J’avais décidé de faire une pause ce long week-end du 1er mai. Et puis il y a eu LA carte coupant la France et ce rouge qui maintient la pression, l’anxiété et les interrogations. Et puis j’ai lu l’interview d’Edgar Morin dans Le Monde (du 19 avril) et les résonances sont si fortes que j’ai décidé de partager avec vous des morceaux choisis sans commentaire.
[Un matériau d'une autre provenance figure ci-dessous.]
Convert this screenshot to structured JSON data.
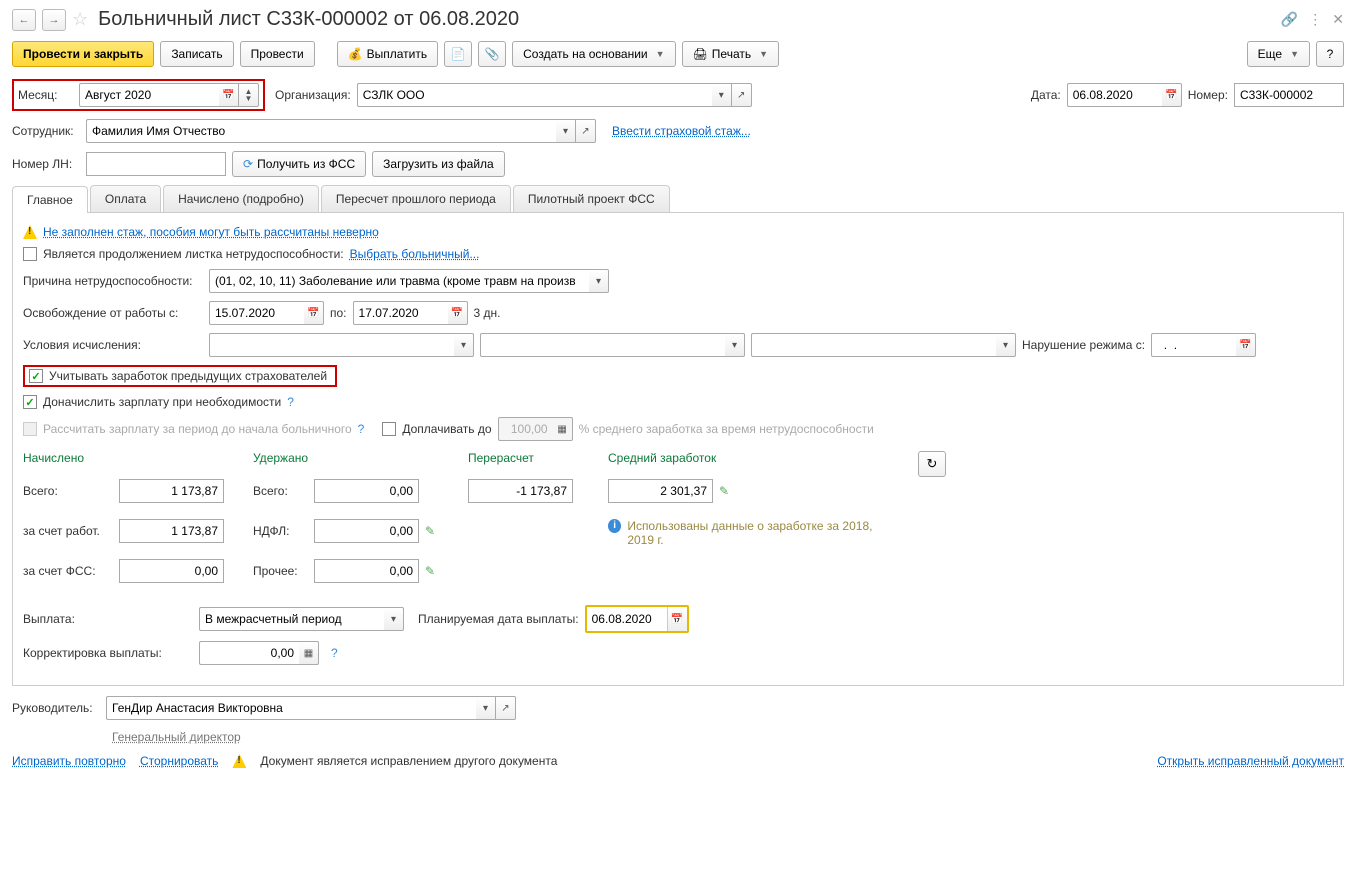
{
  "header": {
    "title": "Больничный лист С33К-000002 от 06.08.2020"
  },
  "toolbar": {
    "post_close": "Провести и закрыть",
    "save": "Записать",
    "post": "Провести",
    "pay": "Выплатить",
    "create_based": "Создать на основании",
    "print": "Печать",
    "more": "Еще"
  },
  "form": {
    "month_label": "Месяц:",
    "month_value": "Август 2020",
    "org_label": "Организация:",
    "org_value": "СЗЛК ООО",
    "date_label": "Дата:",
    "date_value": "06.08.2020",
    "number_label": "Номер:",
    "number_value": "С33К-000002",
    "employee_label": "Сотрудник:",
    "employee_value": "Фамилия Имя Отчество",
    "enter_stazh": "Ввести страховой стаж...",
    "ln_label": "Номер ЛН:",
    "get_fss": "Получить из ФСС",
    "load_file": "Загрузить из файла"
  },
  "tabs": {
    "main": "Главное",
    "payment": "Оплата",
    "accrued": "Начислено (подробно)",
    "recalc": "Пересчет прошлого периода",
    "pilot": "Пилотный проект ФСС"
  },
  "main_tab": {
    "stazh_warn": "Не заполнен стаж, пособия могут быть рассчитаны неверно",
    "continuation_label": "Является продолжением листка нетрудоспособности:",
    "select_ln": "Выбрать больничный...",
    "reason_label": "Причина нетрудоспособности:",
    "reason_value": "(01, 02, 10, 11) Заболевание или травма (кроме травм на произв",
    "release_label": "Освобождение от работы с:",
    "release_from": "15.07.2020",
    "release_to_label": "по:",
    "release_to": "17.07.2020",
    "days": "3 дн.",
    "conditions_label": "Условия исчисления:",
    "violation_label": "Нарушение режима с:",
    "violation_value": "  .  .    ",
    "prev_insurers": "Учитывать заработок предыдущих страхователей",
    "accrue_salary": "Доначислить зарплату при необходимости",
    "calc_salary_disabled": "Рассчитать зарплату за период до начала больничного",
    "pay_up_to": "Доплачивать до",
    "pay_up_value": "100,00",
    "pay_up_suffix": "% среднего заработка за время нетрудоспособности"
  },
  "totals": {
    "accrued_head": "Начислено",
    "withheld_head": "Удержано",
    "recalc_head": "Перерасчет",
    "avg_head": "Средний заработок",
    "total_label": "Всего:",
    "employer_label": "за счет работ.",
    "fss_label": "за счет ФСС:",
    "ndfl_label": "НДФЛ:",
    "other_label": "Прочее:",
    "accrued_total": "1 173,87",
    "accrued_employer": "1 173,87",
    "accrued_fss": "0,00",
    "withheld_total": "0,00",
    "withheld_ndfl": "0,00",
    "withheld_other": "0,00",
    "recalc_val": "-1 173,87",
    "avg_val": "2 301,37",
    "info_text": "Использованы данные о заработке за 2018,   2019 г.",
    "payout_label": "Выплата:",
    "payout_value": "В межрасчетный период",
    "planned_date_label": "Планируемая дата выплаты:",
    "planned_date": "06.08.2020",
    "correction_label": "Корректировка выплаты:",
    "correction_value": "0,00"
  },
  "footer": {
    "manager_label": "Руководитель:",
    "manager_value": "ГенДир Анастасия Викторовна",
    "manager_position": "Генеральный директор",
    "fix_again": "Исправить повторно",
    "storno": "Сторнировать",
    "correction_doc": "Документ является исправлением другого документа",
    "open_corrected": "Открыть исправленный документ"
  }
}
« Les catastrophes en chaine sont provoquées par le débridement incontrôlé de la mondialisation techno- économique, notamment celles issues de la dégradation de la biosphère et de la dégradation des sociétés. (…) Cette épidémie nous apporte un festival d’incertitudes. Nous ne savons pas quelles seront les suites politiques, économiques nationales et planétaires de restrictions apportées par les confinements. Nous ne savons pas si nous devons en attendre du pire, du meilleur, un mélange des deux ; nous allons vers de nouvelles incertitudes. (…) A mon avis, les carences dans le mode de pensée jointes à la domination incontestable d’une soif effrénée de profit, sont responsables d’innombrables désastres humains dont ceux survenus depuis février 2020. (.. .) Une fois de plus dans l’inconnu tout progresse par essais et erreurs ainsi que par innovations déviantes d’abord incomprises et rejetées. Dans un essai « Sur la crise » (Flammarion), j’ai tenté de monter qu’une crise au-delà de la déstabilisation et de l’incertitude qu’elle apporte, se manifeste par la défaillance des régulations d’un système qui, pour maintenir sa stabilité, inhibe ou refoule les déviances (feedback négatif). Cessant d’être refoulées, ces déviances (feedback positif) deviennent des tendances actives qui, si elles se développent, menacent en plus en plus de dérégler et de bloquer le système en crise. Dans les systèmes vivants et surtout sociaux, le développement vainqueur des déviances devenues tendances va conduire à des transformations régressives ou progressives, voire à une révolution. La crise dans une société suscite deux processus contradictoires. Le premier stimule l’imagination et la créativité dans la recherche de solutions nouvelles. Le second est soit la recherche du retour à une stabilité passée, soit l’adhésion à un salut providentiel, ainsi que la dénonciation ou l’immolation d’un coupable. (…) Nous vivons dans un monde à la fois incertain et tragique. La crise devrait « ouvrir nos esprits depuis longtemps confinés sur l’immédiat, le secondaire et le frivole, sur l’amour et l’amitié par notre épanouissement individuel, la communauté et la solidarité de nos « je » dans des « nous », le destin de l’Humanité dont chacun de nous est une particule. En somme, le confinement physique devrait favoriser le déconfinement des esprits. »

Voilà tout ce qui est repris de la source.